Like stand-up comedy (although you don’t get paid for sucking), being a hedge fund manager and money manager can be pretty stressful day in day out.
As I look at all the price evidence for stocks I am bullish, but I find myself short some indices against my long stock positions. Adding up all my short sales and hedges since the March 9th bottom and it has cost my fund real money…about 4 percent in total.
For those that say, well that 4 percent gave me ‘peace of mind’ they are wrong or rationalizing losing positions. The 4 percent is not without it’s additional costs like the time it takes to manage the positions or the extra aggravation of just being wrong and fighting the tape. I have been stubborn, but this blog is the place where I try to clear my head because I don’t always practice what I preach.
Although I love momentum, I hate when I chase. I try to do the opposite of chase. When I started my hedge fund and managing other people’s money in ’98, I took on all clients that would have me. When you do that, you must perform in all markets, therefore you chase returns. You become a slave to the market.
As I have slowly built the business I want, I can avoid doing the things that made me insane. The chasing.
If you are managing your own money or have a broker managing it for you, it’s the one piece of advice worth sharing confidently…don’t chase.
The stock market is an opportunity machine. In March, few thought the market would see ONE up day. I read somewhere that we had an all-time record of 8-9 up days in a row for the S&P at one point last week. You get the drift…
The stock setups from the long side are thick. It looks like they will remain that way for a while – so don’t chase.

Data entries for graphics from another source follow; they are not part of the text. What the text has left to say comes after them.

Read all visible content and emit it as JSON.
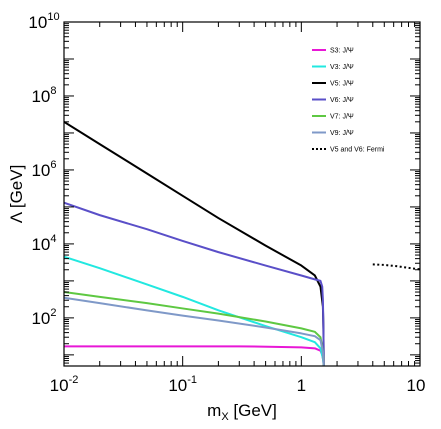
{
  "chart_data": {
    "type": "line",
    "xlabel_main": "m",
    "xlabel_sub": "X",
    "xlabel_unit": " [GeV]",
    "ylabel": "Λ [GeV]",
    "xscale": "log",
    "yscale": "log",
    "xlim": [
      0.01,
      10
    ],
    "ylim": [
      5,
      10000000000
    ],
    "grid": false,
    "legend_position": "top-right",
    "x_ticks": [
      {
        "value": 0.01,
        "base": "10",
        "exp": "-2"
      },
      {
        "value": 0.1,
        "base": "10",
        "exp": "-1"
      },
      {
        "value": 1,
        "base": "1",
        "exp": ""
      },
      {
        "value": 10,
        "base": "10",
        "exp": ""
      }
    ],
    "y_ticks": [
      {
        "value": 100,
        "base": "10",
        "exp": "2"
      },
      {
        "value": 10000,
        "base": "10",
        "exp": "4"
      },
      {
        "value": 1000000,
        "base": "10",
        "exp": "6"
      },
      {
        "value": 100000000,
        "base": "10",
        "exp": "8"
      },
      {
        "value": 10000000000,
        "base": "10",
        "exp": "10"
      }
    ],
    "series": [
      {
        "name": "S3: J/Ψ",
        "color": "#e817d6",
        "dash": "solid",
        "x": [
          0.01,
          0.03,
          0.1,
          0.3,
          0.6,
          1.0,
          1.3,
          1.45,
          1.5,
          1.53,
          1.545
        ],
        "y": [
          17,
          17,
          17,
          17,
          16.5,
          16,
          15,
          13,
          10,
          7,
          5
        ]
      },
      {
        "name": "V3: J/Ψ",
        "color": "#22e8e0",
        "dash": "solid",
        "x": [
          0.01,
          0.02,
          0.05,
          0.1,
          0.2,
          0.5,
          1.0,
          1.3,
          1.45,
          1.52,
          1.545
        ],
        "y": [
          4500,
          2200,
          800,
          370,
          160,
          60,
          30,
          22,
          15,
          8,
          5
        ]
      },
      {
        "name": "V5: J/Ψ",
        "color": "#000000",
        "dash": "solid",
        "x": [
          0.01,
          0.02,
          0.05,
          0.1,
          0.2,
          0.5,
          1.0,
          1.3,
          1.45,
          1.52,
          1.535,
          1.545
        ],
        "y": [
          20000000,
          5000000,
          800000,
          200000,
          50000,
          9000,
          2600,
          1400,
          700,
          200,
          50,
          5
        ]
      },
      {
        "name": "V6: J/Ψ",
        "color": "#5a4fc8",
        "dash": "solid",
        "x": [
          0.01,
          0.02,
          0.05,
          0.1,
          0.2,
          0.5,
          1.0,
          1.3,
          1.45,
          1.5,
          1.52,
          1.535,
          1.545
        ],
        "y": [
          130000,
          60000,
          25000,
          12000,
          6000,
          2600,
          1400,
          1100,
          1000,
          700,
          300,
          50,
          5
        ]
      },
      {
        "name": "V7: J/Ψ",
        "color": "#5ec842",
        "dash": "solid",
        "x": [
          0.01,
          0.02,
          0.05,
          0.1,
          0.2,
          0.5,
          1.0,
          1.3,
          1.45,
          1.52,
          1.545
        ],
        "y": [
          500,
          370,
          250,
          180,
          130,
          80,
          52,
          42,
          30,
          12,
          5
        ]
      },
      {
        "name": "V9: J/Ψ",
        "color": "#7f99c8",
        "dash": "solid",
        "x": [
          0.01,
          0.02,
          0.05,
          0.1,
          0.2,
          0.5,
          1.0,
          1.3,
          1.45,
          1.52,
          1.545
        ],
        "y": [
          350,
          250,
          160,
          115,
          85,
          55,
          38,
          32,
          25,
          12,
          5
        ]
      },
      {
        "name": "V5 and V6: Fermi",
        "color": "#000000",
        "dash": "dotted",
        "x": [
          4,
          5,
          6,
          7,
          8,
          10
        ],
        "y": [
          2800,
          2700,
          2550,
          2400,
          2250,
          2050
        ]
      }
    ]
  }
}
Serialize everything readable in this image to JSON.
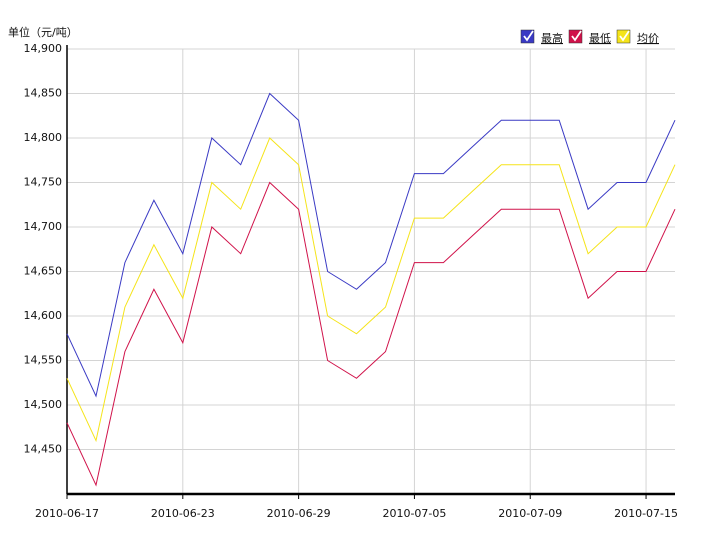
{
  "chart_data": {
    "type": "line",
    "unit_label": "单位（元/吨）",
    "categories": [
      "2010-06-17",
      null,
      null,
      null,
      "2010-06-23",
      null,
      null,
      null,
      "2010-06-29",
      null,
      null,
      null,
      "2010-07-05",
      null,
      null,
      null,
      "2010-07-09",
      null,
      null,
      null,
      "2010-07-15",
      null
    ],
    "series": [
      {
        "name": "最高",
        "color": "#3a3ac4",
        "values": [
          14580,
          14510,
          14660,
          14730,
          14670,
          14800,
          14770,
          14850,
          14820,
          14650,
          14630,
          14660,
          14760,
          14760,
          14790,
          14820,
          14820,
          14820,
          14720,
          14750,
          14750,
          14820
        ]
      },
      {
        "name": "最低",
        "color": "#d0124a",
        "values": [
          14480,
          14410,
          14560,
          14630,
          14570,
          14700,
          14670,
          14750,
          14720,
          14550,
          14530,
          14560,
          14660,
          14660,
          14690,
          14720,
          14720,
          14720,
          14620,
          14650,
          14650,
          14720
        ]
      },
      {
        "name": "均价",
        "color": "#f5e41a",
        "values": [
          14530,
          14460,
          14610,
          14680,
          14620,
          14750,
          14720,
          14800,
          14770,
          14600,
          14580,
          14610,
          14710,
          14710,
          14740,
          14770,
          14770,
          14770,
          14670,
          14700,
          14700,
          14770
        ]
      }
    ],
    "ylim": [
      14400,
      14900
    ],
    "yticks": [
      {
        "value": 14450,
        "label": "14,450"
      },
      {
        "value": 14500,
        "label": "14,500"
      },
      {
        "value": 14550,
        "label": "14,550"
      },
      {
        "value": 14600,
        "label": "14,600"
      },
      {
        "value": 14650,
        "label": "14,650"
      },
      {
        "value": 14700,
        "label": "14,700"
      },
      {
        "value": 14750,
        "label": "14,750"
      },
      {
        "value": 14800,
        "label": "14,800"
      },
      {
        "value": 14850,
        "label": "14,850"
      },
      {
        "value": 14900,
        "label": "14,900"
      }
    ],
    "grid": true,
    "legend": "top-right"
  }
}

The armchair economists are talking V-Shape, U shaped, Double dip…asshats all of them. None of them warned of the cliff shaped drop we saw in the market and if they did, they were 4 years early. The few that timed it, missed the 60 percent rally. My pal Joe had a great post last week called ‘Bubblicious’.
The economists and fear mongers don’t see the markets for the opportunity machine it is. They don’t see the 5-10,000 ideas a day being passed around on Stocktwits .
If you are ‘too small to fail’ you don’t chase. You are nimble and you pick your opportunities. You don’t have to be engaged day in day out.
Three big picture charts stand out for me this week. The first is one of a real estate index $IYR . Of course we can continue rallying, but a huge battle of sellers and buyers is ahead of us. Consider all the once buried investors in this index from last year who will be selling at every tick as they approach break even. That’s a battle where the sellers should have the upper hand now on a risk/reward basis.
The second is of the historical moves to extremes in the NYSE bullish percent index . Though anything can happen, major odds are on the sellers taking a bit of control at some point in the very near future.
Third is the 12 month rolling returns for the averages , which I have shared more than any chart the last 8 months. Although we are now creeping higher and will shoot higher if the averages just sit here, based on how bad it really got , the rolling returns could still have a huge move to the upside and not be out of historical character.
We don’t have to pick turns in the market, but we have to still do the work and read the tea leaves. Hope this helps.